Wednesday, March 30, 2011

Lost Convoy, Part XXII: James Ward

James spent the next several weeks much as he had his whole professional life, in meetings, and he was always aware of the irony. He was more invested in the goal this time, but he couldn't rouse himself from the stupor that had taken over him after those few words whispered into his ear. In fact, when he wasn't in meetings, James was much like anyone else, he was glued to the news. He watched and read every scrap of it, and had people monitoring it for him while he was in those meetings. The only reason he didn't have feeds wired directly into the conference rooms was because he wanted some semblance of focus.

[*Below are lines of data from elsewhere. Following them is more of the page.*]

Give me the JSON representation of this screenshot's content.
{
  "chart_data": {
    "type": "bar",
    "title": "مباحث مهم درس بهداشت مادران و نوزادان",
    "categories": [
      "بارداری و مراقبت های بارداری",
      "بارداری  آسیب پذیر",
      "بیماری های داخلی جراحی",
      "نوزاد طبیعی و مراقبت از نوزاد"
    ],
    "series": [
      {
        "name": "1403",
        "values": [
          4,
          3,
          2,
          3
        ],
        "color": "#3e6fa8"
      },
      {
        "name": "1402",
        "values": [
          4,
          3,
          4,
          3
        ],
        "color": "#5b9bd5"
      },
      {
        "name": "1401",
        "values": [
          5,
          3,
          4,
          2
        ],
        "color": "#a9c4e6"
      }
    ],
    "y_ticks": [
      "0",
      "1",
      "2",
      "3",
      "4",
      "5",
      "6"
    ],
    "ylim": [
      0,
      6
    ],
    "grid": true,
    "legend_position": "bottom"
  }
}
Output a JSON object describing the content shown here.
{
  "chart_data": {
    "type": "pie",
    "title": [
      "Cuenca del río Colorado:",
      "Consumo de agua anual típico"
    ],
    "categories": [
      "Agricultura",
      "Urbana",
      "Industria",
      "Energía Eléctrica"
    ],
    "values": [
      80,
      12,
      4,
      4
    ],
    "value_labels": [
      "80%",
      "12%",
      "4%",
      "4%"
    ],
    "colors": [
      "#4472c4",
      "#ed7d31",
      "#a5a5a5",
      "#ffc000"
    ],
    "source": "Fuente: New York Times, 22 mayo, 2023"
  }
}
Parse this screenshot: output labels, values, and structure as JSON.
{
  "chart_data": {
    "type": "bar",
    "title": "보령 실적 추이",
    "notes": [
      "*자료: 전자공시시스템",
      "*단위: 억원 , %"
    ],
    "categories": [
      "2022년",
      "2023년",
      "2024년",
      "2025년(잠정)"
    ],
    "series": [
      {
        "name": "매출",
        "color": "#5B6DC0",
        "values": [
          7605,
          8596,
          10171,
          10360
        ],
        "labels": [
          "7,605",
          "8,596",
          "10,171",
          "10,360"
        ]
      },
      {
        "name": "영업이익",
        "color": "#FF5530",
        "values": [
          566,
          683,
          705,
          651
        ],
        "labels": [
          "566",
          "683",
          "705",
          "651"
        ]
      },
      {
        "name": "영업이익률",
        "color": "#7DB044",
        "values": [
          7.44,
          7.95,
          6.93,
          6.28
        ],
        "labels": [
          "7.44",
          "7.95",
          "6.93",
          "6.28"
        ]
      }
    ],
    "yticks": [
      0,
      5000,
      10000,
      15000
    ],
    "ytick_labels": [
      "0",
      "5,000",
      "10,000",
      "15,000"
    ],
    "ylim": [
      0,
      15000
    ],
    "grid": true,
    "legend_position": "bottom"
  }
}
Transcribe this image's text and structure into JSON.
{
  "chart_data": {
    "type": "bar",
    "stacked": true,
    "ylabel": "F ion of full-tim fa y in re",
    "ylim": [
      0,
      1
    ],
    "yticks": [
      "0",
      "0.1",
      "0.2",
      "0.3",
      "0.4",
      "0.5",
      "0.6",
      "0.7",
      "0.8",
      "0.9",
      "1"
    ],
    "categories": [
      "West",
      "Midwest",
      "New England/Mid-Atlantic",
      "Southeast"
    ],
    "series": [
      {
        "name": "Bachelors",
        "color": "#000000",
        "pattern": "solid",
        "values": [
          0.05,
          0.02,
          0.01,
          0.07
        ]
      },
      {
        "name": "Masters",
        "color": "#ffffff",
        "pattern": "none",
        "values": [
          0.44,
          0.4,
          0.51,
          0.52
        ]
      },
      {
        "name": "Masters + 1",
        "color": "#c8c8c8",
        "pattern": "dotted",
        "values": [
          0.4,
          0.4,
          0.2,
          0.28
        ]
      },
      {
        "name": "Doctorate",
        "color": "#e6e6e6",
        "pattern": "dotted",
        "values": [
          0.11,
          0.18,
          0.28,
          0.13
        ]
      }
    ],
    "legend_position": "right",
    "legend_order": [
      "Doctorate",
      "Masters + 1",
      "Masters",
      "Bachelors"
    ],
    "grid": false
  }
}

He thought about the empire he'd made for himself, how it was basically meaningless now, except for the last practical measures he could derive from it, how all of it came down to basic survival, exactly what he had always told himself he was far beyond, that he was shaping the future, creating a world that no one had ever seen or even dreamt of before, a vision that had once been so clear. Now there was virtually nothing, and he found himself thinking instead of what lay ahead, after all of it was finally gone, when not just the earth but the whole empire no longer existed. There would be so few people, and though he planned on spending the time in the fleet of humanity among his fellow luminaries, what did that ultimately mean? That one wasn't even his idea. James found it absurd, even, the thought that those he had once casually considered his kind were somehow better off removed from the rest of the survivors. Those people, who would now outnumber them by an even greater margin, would have their first taste of life not just after the planet, but outside all that influence. They would realize the same thing James had, that it changed nothing, and everything.

So when the time came and he boarded his frigate, and set off into space, watching the hundred ships of the fleet around him, he finally let off a laugh. It was the least he could do. Then someone started singing, and he lost the train of thought.